BEIJING, Sept. 5 (Xinhua) -- China's stocks extended losses and tumbled on Monday tracking last Friday's losses on Wall Street amid weaker-than-expected U.S. employment data.
The benchmark Shanghai Composite Index fell 1.96 percent, or 49.54 points, to end at 2,478.74.
The Shenzhen Component Index dipped 2.43 percent, or 273.39 points, to finish at 10,954.9.
Combined turnover rose slightly to 105.87 billion yuan (16.54 billion U.S. dollars) from 105.15 billion yuan the previous trading day.
Analysts say China's central bank's new regulation to include banks' security deposits in banks' reserves weighed negatively on the market as the new policy is estimated to lock up 900 billion yuan of liquidity.
Meanwhile, a gloomy job market in the United States has added to worries about global economic growth.
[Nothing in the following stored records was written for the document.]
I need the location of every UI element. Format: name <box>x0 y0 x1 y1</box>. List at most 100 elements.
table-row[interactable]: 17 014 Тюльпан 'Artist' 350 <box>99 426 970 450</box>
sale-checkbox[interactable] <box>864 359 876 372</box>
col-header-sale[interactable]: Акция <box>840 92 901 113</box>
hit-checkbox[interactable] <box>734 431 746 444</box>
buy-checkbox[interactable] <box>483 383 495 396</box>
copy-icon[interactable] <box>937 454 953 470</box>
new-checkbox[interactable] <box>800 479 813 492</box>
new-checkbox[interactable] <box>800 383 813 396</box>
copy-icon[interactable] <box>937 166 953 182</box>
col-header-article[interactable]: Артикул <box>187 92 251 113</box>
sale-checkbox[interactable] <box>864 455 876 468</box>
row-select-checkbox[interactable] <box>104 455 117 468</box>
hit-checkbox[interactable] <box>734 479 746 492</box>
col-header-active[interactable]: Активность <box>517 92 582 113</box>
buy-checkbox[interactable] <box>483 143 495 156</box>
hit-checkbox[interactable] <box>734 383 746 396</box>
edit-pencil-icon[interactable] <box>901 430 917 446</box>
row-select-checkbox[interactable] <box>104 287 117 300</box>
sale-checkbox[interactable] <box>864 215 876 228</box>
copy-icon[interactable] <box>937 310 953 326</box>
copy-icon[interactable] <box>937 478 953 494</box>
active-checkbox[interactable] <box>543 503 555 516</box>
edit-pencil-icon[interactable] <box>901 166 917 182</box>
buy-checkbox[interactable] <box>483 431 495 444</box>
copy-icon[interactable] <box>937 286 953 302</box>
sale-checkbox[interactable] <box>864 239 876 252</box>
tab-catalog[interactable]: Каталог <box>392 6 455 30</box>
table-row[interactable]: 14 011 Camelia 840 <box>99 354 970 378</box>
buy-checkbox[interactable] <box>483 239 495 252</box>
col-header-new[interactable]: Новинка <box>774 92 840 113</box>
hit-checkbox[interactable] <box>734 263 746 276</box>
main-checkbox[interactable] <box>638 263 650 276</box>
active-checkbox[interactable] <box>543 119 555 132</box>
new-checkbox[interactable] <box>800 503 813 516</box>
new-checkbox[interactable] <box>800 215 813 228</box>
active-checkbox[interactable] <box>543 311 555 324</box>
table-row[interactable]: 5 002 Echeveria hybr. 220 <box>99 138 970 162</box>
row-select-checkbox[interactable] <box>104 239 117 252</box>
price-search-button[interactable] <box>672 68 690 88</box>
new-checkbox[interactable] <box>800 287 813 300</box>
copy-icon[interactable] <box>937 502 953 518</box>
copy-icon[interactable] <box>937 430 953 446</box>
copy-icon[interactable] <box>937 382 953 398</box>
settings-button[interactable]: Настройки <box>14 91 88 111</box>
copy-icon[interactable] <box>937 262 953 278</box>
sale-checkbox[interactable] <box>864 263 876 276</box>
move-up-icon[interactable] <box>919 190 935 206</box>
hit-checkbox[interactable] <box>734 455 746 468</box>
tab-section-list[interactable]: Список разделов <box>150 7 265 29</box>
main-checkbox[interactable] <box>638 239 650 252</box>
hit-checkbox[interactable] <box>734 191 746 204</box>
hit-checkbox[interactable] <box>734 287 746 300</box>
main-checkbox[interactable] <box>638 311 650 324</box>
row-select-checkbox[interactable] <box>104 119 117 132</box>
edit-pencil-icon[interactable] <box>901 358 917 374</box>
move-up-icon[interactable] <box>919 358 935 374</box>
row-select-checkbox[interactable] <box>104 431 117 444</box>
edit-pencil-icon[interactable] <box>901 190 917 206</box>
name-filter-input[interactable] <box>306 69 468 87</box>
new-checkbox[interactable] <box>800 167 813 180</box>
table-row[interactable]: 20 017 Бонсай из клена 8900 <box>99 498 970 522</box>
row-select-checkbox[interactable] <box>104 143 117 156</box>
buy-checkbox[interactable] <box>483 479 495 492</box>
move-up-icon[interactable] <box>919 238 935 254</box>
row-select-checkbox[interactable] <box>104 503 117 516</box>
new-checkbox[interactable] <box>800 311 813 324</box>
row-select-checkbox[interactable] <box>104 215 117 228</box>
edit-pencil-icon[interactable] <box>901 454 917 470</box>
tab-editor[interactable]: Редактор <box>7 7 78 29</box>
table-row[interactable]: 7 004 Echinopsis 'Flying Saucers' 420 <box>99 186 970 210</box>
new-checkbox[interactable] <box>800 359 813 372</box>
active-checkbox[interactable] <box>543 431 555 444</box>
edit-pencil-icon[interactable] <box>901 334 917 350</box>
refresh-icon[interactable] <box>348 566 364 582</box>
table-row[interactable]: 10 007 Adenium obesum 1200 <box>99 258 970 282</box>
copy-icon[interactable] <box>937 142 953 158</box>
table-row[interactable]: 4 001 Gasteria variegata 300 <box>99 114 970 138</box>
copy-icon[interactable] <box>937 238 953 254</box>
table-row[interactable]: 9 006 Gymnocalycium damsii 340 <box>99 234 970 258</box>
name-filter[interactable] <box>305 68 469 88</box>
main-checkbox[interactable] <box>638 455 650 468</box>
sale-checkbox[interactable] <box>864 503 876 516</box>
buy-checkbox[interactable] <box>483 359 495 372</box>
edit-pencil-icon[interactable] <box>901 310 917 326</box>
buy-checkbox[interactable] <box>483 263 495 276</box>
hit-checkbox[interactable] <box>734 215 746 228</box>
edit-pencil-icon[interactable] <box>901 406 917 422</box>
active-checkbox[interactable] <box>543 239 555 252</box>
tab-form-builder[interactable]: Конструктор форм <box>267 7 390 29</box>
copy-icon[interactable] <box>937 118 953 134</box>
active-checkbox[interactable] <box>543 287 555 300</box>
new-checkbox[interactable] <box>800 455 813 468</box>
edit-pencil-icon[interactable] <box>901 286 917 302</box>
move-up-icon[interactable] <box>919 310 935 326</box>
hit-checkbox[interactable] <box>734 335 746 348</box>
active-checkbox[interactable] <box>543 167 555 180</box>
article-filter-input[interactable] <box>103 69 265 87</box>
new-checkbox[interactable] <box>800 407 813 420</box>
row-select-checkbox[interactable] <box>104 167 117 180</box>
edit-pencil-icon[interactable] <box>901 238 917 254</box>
Friday's figures from the U.S. Department of Labor showed that the U.S. unemployment rate remained at 9.1 percent in August.
Cement shares led declines after high-level trading in recent weeks. Huaxin Cement and Anhui Conch Cement both fell by the daily limit of 10 percent.
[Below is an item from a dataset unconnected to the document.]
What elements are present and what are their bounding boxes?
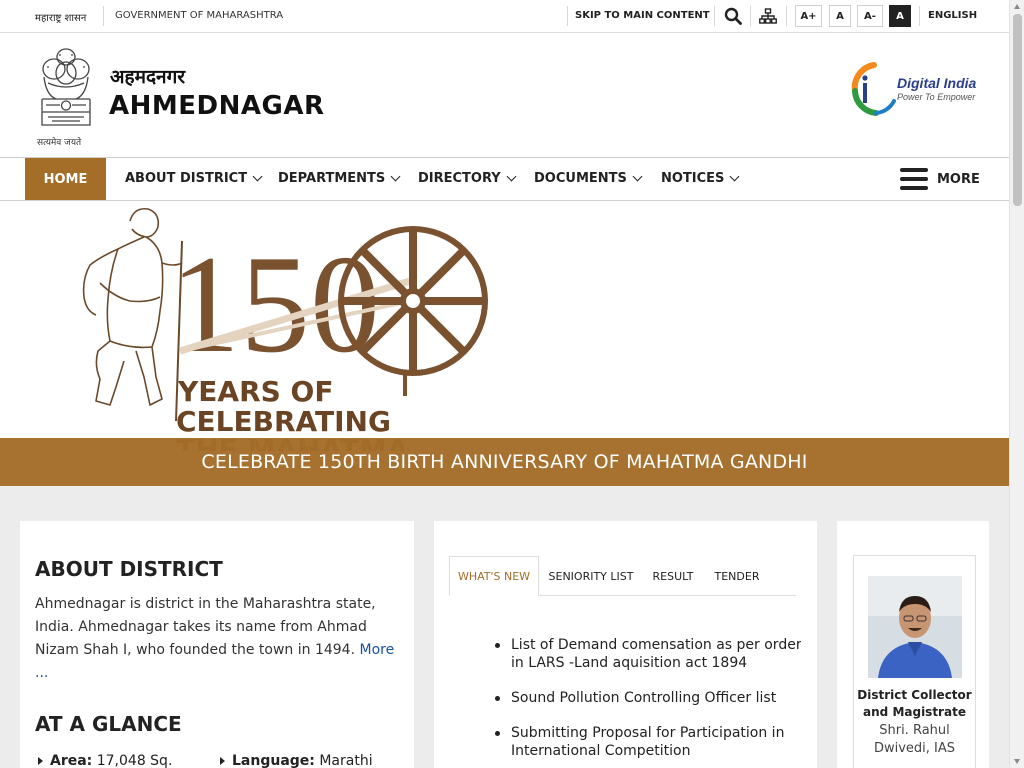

Coal shares also retreated. Taiyuan Coal Gasification Co., Ltd. dropped 5.66 percent to 20.99 yuan per share. Kailuan Energy Chemical Co., Ltd. plunged 5.43 percent to 16.36 yuan.
On Monday, losers sharply outnumbered gainers 830 to 82 in Shanghai and 1,202 to 111 in Shenzhen.
Bucking the trend, gold-related shares rose on rising gold prices. Shandong Gold Mining rose 0.87 percent to 47.42 yuan. Zhongjin Gold Corp., Ltd. rose 0.66 percent to 27.28 yuan.